Comme beaucoup de juristes, je pense qu’il n’est pas envisageable de revenir sur le mariage homo. Il ne sert donc à rien de pousser de préventifs cris d’orfraie. Ils peuvent s’interpréter comme des pressions préalables, lesquelles ne peuvent qu’indisposer les non militants dans mon genre. Les diatribes violentes publiées sur le web semblaient émaner “d’égorgés” vifs. Pourtant, n’était-ce pas d’un assassinat bien réel dont il était question à cette messe ? D’un prêtre égorgé ! Pendant l’office qu’il célébrait. Et voilà qu’un militantisme sociétal prétendrait que sa voix devrait surpasser ce crime ? Mais dans quel pays vivons-nous ? Une phrase d’homélie devrait faire plus de bruit qu’un crime abject. Des paroles pourraient plus blesser qu’un couteau qui égorge ? Je me crois capable de calme et de raison. Devant tant d’impudence, il m’arrive d’avoir envie de crier “taisez-vous” ! Je ne fais la morale à personne, mais je n’entends pas me faire dicter celles des autres. En défendant trop bruyamment sa cause, généralement on l’affaiblit. C’est ainsi que j’ai perçu les communications indignées d’hier.

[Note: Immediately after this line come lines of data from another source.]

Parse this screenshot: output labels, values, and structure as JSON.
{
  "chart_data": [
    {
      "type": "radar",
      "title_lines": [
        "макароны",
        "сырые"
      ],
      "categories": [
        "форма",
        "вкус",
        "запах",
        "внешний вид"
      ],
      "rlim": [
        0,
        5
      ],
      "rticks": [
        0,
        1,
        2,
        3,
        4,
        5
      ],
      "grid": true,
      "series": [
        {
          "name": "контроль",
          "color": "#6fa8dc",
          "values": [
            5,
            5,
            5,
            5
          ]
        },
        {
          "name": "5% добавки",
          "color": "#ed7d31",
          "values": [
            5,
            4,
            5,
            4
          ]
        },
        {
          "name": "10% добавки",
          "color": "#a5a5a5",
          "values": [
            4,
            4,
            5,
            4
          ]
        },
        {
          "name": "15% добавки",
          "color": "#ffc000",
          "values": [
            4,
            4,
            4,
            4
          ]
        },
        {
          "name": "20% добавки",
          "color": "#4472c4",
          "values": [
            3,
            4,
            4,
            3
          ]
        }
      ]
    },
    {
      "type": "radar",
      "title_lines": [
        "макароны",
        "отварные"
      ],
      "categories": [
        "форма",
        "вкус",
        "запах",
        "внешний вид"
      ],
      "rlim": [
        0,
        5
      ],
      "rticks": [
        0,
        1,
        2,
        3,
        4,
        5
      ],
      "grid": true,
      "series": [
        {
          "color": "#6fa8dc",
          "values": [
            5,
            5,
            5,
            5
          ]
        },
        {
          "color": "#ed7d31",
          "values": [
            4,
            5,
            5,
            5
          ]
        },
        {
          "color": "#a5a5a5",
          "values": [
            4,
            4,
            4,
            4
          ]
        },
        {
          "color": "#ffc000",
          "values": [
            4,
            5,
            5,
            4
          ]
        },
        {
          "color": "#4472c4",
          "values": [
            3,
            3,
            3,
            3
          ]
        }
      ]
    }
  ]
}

Il suffit de relire posément le Cardinal pour constater qu’il n’a nullement cherché à rouvrir un débat aujourd’hui clos. Il a traité des sujets de société en général, qu’on en juge : “l’espérance a un projet, celui de rassembler l’humanité en un seul peuple”. “On ne construit pas l’union de l’humanité en chassant les boucs-émissaires”. “Une société de confiance ne peut progresser que par le dialogue dans lequel les divergences s’écoutent et se respectent”. Il a mis en garde contre une société qui se réduirait “à un consortium d’intérêts dans lequel chaque faction viendrait faire prévaloir ses appétits et ses ambitions”. Il a en effet parlé du silence, du silence de protection pour s’éviter de l’agressivité, voire des conflits, quand on tente “l’expression d’une opinion qui ne suit pas l’image que l’on veut nous donner de la pensée unique”. Il a parlé du silence des parents devant leurs enfants, de la panne de transmission des valeurs communes. C’est à ce moment précis qu’il a évoqué “les déviances des mœurs et légalisation des déviances”. Cela ne fait que six mots sur des milliers. De quoi peut-il s’agir ? Du mariage ? Il est en vigueur. L’histoire du droit nous instruit qu’il est bien rare de revenir sur une situation de droit légalement acquise. A défaut d’être un principe constitutionnel totalement établi en France, il l’est en Allemagne, il l’est au niveau européen. Ceux qui prétendent revenir dessus n’ont pas totalement vérifié leur latitude en cette matière. On peut imaginer qu’il ait pensé à la PMA, la GPA. Est-ce une nouveauté de la part de l’église ? Franchement, c’est même plutôt une constance. S’agissant d’un débat qui ne va pas manquer de venir lors de la présidentielle, fallait-il l’esquiver ? Pourquoi pas. Admettons, mais fallait-il en faire tout un fromage ? Evidemment non ! Mille fois non !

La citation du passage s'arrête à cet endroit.